Leitsatz (amtlich)

1. Die für eine Geldentschädigung anzusetzende Mindestuntergrenze beträgt regelmäßig 2.500,00 EUR.

2. Die bloß abstrakte Möglichkeit, dass es in der Zukunft aufgrund einer Internetveröffentlichung zu einer Beeinträchtigung von Persönlichkeitsrechten kommen kann, reicht für die Zubilligung einer Geldentschädigung nicht aus.

3. Die nach den Umständen erforderliche Sorgfalt im Sinne des § 5 SächsPresseG kann im Einzelfall auch bei der ungeprüften Übernahme von Informationen aus dem Internetauftritt eines Dritten gewahrt sein.

 

Verfahrensgang

LG Dresden (Urteil vom 17.07.2017; Aktenzeichen 1a O 829/16)

 

Tenor

I. Auf die Berufung des Klägers wird das Urteil des Landgerichts Dresden vom 17.7.2017 abgeändert:

1. Die Beklagte wird verurteilt, es bei Vermeidung von Ordnungsgeld bis zu 250.000,-, ersatzweise Ordnungshaft bis zu sechs Monaten, dies zu vollziehen an den Geschäftsführern, zu unterlassen, ohne Zustimmung des Klägers dessen Bildnis im Internet öffentlich zur Schau zu stellen, wenn dies geschieht wie auf der Internetseite www.blickamabend.ch vom 16.6.2015 geschehen.

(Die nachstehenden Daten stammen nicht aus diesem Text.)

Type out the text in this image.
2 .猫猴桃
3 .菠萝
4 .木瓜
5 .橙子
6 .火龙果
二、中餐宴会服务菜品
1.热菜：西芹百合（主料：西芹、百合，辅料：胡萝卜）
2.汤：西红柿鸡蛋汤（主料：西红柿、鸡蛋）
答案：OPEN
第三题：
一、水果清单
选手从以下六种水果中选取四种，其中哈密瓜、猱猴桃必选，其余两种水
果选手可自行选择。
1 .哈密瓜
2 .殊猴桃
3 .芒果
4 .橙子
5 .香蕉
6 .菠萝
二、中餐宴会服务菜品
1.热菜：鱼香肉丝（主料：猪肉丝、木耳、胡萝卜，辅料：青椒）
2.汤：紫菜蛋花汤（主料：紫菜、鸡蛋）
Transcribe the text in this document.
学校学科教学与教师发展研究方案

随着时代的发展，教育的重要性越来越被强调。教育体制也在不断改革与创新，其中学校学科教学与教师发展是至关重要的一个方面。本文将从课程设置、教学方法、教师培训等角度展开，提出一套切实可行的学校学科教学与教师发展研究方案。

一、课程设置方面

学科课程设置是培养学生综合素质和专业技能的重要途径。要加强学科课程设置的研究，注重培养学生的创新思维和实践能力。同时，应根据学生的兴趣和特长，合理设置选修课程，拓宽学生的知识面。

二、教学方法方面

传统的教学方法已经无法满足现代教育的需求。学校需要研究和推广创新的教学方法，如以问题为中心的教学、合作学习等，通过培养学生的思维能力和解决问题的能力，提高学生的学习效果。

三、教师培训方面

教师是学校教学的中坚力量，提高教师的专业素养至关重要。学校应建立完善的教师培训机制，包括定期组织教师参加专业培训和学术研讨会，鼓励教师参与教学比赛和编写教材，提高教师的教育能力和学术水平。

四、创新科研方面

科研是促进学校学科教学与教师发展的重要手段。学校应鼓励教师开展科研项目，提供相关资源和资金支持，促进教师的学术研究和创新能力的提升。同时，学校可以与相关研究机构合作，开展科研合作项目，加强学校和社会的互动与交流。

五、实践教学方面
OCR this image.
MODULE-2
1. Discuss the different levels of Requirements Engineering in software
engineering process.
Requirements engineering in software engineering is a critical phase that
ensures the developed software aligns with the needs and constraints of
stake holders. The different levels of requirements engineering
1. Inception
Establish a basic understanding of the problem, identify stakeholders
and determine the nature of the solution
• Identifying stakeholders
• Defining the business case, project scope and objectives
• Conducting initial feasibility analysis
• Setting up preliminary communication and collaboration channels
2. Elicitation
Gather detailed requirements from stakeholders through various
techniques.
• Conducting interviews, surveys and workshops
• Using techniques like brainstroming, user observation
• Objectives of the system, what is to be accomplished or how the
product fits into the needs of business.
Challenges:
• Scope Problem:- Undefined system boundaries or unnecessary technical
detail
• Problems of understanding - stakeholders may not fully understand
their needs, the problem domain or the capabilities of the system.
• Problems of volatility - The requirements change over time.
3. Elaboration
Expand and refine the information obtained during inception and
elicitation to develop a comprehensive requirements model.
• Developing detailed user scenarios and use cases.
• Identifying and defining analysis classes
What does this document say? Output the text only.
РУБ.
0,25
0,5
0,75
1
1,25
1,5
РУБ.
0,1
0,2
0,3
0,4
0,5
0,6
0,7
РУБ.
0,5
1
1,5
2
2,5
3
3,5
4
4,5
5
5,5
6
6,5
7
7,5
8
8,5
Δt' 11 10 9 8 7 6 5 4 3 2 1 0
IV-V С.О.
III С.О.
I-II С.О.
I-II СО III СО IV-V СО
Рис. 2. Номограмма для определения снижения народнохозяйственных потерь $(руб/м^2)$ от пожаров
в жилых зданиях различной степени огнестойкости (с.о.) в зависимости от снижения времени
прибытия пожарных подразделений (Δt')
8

2. Die Beklagte wird verurteilt, an den Kläger für dessen immaterielle Schäden eine Geldentschädigung in Höhe von 2500,- EUR zu zahlen.

3. Die Beklagte wird verurteilt, an den Kläger vorgerichtliche Rechtsverfolgungskosten in Höhe von 863,23 EUR zu zahlen.

4. Im Übrigen wird die Klage abgewiesen.

II. Die weitergehende Berufung des Klägers wird zurückgewiesen.

III. Die Beklagte trägt die Kosten des Rechtsstreits.

IV. Das Urteil ist vorläufig vollstreckbar, hinsichtlich des Antrags zu 1) jedoch nur gegen Sicherheitsleistung in Höhe von 10.000,- EUR.

V. Die Revision wird nicht zugelassen.

Beschluss:

Der Streitwert wird für beide Instanzen auf 10.000,- EUR festgesetzt.

 

Gründe

I. (abgekürzt gem. §§ 540 Abs. 2, 313a Abs. 1 ZPO)

II. Die zulässige Berufung des Klägers ist zum überwiegenden Teil begründet. Der Kläger kann Unterlassung der Veröffentlichung seines nicht anonymisierten Bildnisses verlangen, §§ 823 Abs. 1, 2, 1004 Abs. 1 S. 2 BGB analog, 22, 23 Nr. 1 KUG. Einen Anspruch auf eine Geldentschädigung hat er in Höhe von 2500,- EUR. Vorgerichtliche Rechtsanwaltskosten hat ihm die Beklagte aus einem Streitwert von 10.000,- EUR zu erstatten (vgl. hierzu III.2). Zur Vermeidung von Wiederholungen nimmt der Senat in vollem Umfang Bezug auf seinen Beschluss vom 28.9.2017.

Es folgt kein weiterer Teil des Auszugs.